At Chokoloskee, on the way back north, we took the witnesses aboard. Mr. D.D. House was the only one who had a suitcase. He stood apart, hands on his hips, close to the boiling point. Bill House announced in no uncertain terms that it wasn't right to drag his dad off like a criminal when he had been known for honesty throughout his life. If his father could be left behind, and his young brothers, too, he would speak up "good enough for all of 'em." Young Dan and Lloyd were all slicked up, with shoes on, set to go, but D.D. House turned and marched them home, never said good-bye, never looked back, never said one word.

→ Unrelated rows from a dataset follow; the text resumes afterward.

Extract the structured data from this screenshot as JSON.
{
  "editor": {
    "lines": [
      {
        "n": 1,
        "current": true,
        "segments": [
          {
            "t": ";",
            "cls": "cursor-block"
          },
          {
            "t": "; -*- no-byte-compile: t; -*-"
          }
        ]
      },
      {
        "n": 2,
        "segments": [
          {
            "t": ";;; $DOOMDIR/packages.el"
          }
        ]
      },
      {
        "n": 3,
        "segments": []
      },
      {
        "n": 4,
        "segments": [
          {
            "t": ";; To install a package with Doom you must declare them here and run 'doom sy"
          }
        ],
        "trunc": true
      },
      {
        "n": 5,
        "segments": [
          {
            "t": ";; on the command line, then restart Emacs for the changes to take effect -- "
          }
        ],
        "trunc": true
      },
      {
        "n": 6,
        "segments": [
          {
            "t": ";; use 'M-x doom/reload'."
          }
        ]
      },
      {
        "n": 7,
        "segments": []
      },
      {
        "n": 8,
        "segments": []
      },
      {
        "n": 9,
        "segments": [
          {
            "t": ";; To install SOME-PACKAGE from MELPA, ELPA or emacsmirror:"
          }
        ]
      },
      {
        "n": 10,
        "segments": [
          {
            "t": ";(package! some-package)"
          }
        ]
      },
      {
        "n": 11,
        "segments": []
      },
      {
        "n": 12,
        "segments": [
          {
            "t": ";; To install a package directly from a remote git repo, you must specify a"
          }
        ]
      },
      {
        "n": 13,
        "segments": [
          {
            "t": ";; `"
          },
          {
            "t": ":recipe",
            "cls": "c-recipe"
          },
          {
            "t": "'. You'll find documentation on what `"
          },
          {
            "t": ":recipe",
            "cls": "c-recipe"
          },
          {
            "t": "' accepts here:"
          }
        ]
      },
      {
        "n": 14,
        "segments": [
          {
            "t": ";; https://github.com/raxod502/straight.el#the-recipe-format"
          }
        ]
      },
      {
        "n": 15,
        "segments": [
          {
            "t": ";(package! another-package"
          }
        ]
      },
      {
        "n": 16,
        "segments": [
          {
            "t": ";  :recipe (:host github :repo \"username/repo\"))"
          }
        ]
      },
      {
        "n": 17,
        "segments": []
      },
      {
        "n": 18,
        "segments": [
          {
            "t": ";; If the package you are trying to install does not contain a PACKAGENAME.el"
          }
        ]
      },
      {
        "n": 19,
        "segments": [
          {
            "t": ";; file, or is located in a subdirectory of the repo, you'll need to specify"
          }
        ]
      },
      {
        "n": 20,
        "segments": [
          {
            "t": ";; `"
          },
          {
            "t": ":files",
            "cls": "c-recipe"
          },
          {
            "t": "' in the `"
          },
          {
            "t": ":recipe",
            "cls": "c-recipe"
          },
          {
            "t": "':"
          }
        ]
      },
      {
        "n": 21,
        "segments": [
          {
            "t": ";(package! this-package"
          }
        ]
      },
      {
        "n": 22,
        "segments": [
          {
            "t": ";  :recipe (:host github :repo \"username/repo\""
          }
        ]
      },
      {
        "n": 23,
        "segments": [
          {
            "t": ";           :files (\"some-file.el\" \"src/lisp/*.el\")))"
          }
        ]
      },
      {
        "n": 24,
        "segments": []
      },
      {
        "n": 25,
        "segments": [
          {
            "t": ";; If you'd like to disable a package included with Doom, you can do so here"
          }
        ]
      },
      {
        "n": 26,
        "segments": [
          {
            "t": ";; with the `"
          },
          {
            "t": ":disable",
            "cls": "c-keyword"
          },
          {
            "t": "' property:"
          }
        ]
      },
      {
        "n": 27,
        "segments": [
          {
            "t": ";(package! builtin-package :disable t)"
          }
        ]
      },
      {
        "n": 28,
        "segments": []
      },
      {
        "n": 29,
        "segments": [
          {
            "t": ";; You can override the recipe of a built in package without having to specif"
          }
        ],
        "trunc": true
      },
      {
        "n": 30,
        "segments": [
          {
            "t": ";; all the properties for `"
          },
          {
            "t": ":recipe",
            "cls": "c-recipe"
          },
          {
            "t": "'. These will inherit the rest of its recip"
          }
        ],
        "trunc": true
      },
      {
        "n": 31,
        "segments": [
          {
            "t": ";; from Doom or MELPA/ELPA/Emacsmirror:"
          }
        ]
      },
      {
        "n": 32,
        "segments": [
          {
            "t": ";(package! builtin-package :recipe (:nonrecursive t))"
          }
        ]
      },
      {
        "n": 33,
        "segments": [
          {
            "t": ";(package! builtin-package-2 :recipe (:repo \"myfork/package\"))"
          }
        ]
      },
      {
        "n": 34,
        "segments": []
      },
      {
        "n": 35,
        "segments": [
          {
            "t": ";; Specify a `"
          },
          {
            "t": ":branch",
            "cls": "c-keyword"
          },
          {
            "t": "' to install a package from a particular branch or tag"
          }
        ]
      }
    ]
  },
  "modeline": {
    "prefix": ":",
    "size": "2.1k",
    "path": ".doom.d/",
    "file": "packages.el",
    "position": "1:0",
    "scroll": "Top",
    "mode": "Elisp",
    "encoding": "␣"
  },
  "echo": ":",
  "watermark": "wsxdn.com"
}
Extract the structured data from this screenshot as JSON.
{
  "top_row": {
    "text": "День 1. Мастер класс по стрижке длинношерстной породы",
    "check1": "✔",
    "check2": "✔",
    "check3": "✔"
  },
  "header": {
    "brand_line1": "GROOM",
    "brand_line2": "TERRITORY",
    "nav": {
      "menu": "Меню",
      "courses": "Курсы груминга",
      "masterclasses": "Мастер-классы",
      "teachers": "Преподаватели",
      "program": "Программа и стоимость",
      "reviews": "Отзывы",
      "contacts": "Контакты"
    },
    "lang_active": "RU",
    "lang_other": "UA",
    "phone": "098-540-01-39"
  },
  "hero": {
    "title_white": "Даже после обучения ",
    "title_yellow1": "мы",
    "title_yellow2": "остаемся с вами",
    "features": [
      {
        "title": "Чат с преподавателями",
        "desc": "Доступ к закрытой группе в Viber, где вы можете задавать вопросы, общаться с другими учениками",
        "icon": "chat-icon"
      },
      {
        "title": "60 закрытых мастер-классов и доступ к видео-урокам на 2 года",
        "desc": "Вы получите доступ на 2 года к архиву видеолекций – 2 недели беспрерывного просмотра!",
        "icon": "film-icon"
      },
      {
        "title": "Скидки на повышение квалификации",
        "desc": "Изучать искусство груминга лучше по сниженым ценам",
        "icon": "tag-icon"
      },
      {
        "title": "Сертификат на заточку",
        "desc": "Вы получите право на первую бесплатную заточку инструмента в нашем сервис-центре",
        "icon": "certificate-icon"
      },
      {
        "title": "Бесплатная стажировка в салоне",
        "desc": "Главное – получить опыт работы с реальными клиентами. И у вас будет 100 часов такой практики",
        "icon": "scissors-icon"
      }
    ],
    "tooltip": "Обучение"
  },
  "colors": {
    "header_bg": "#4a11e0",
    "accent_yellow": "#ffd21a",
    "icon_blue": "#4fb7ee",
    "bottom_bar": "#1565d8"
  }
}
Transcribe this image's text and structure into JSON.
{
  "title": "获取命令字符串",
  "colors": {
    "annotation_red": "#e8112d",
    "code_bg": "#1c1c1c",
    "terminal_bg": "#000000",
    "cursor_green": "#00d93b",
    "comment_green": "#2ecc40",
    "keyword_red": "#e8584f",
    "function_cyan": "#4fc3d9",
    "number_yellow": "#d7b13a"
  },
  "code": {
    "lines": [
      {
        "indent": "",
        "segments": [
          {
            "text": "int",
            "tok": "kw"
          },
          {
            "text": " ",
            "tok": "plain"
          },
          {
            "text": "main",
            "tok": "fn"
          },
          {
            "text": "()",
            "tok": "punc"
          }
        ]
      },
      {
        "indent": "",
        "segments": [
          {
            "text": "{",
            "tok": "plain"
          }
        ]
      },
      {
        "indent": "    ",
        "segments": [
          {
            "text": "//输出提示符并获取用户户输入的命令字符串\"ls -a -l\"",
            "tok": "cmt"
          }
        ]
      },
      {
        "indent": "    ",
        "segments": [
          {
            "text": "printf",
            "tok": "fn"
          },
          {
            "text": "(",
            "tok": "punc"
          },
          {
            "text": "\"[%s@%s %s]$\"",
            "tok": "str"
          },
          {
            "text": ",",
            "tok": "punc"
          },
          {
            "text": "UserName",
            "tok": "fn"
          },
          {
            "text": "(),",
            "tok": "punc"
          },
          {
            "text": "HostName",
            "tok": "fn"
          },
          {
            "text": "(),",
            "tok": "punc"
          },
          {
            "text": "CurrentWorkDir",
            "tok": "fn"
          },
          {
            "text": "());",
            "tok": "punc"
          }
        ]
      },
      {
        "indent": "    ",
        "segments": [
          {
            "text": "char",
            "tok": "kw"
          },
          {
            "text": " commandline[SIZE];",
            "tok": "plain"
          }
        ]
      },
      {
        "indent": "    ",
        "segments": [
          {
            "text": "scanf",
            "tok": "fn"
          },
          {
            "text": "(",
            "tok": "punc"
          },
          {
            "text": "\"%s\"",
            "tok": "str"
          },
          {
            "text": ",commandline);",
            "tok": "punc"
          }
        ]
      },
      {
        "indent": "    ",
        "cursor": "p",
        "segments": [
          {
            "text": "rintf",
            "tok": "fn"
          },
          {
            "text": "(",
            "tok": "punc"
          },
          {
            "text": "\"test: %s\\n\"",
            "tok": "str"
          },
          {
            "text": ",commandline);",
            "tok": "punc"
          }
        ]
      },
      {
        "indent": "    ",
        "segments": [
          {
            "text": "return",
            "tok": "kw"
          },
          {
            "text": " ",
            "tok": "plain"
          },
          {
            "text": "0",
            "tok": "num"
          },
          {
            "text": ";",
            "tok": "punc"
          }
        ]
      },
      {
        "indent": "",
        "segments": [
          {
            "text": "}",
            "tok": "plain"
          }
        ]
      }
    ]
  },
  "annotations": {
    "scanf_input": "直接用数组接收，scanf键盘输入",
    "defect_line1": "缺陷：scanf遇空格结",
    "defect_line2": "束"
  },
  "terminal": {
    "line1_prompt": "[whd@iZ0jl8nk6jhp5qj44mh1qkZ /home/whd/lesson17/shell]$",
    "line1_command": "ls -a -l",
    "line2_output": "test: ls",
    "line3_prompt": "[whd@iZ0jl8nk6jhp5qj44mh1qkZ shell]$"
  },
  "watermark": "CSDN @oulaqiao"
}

The widow and her children were all packed and ready. There hadn't been a drop of rain, and a dark place by the shore where the body laid upset her when she came down to the landing. Seeing the men on the Falcon's deck, she grabbed her children, started in to trembling, then fled back to the house. One man yelled after her, You can claim the body if you find the rope! Bill House told him to shut up. Rope? I said. Some men looked down. I went over to the store.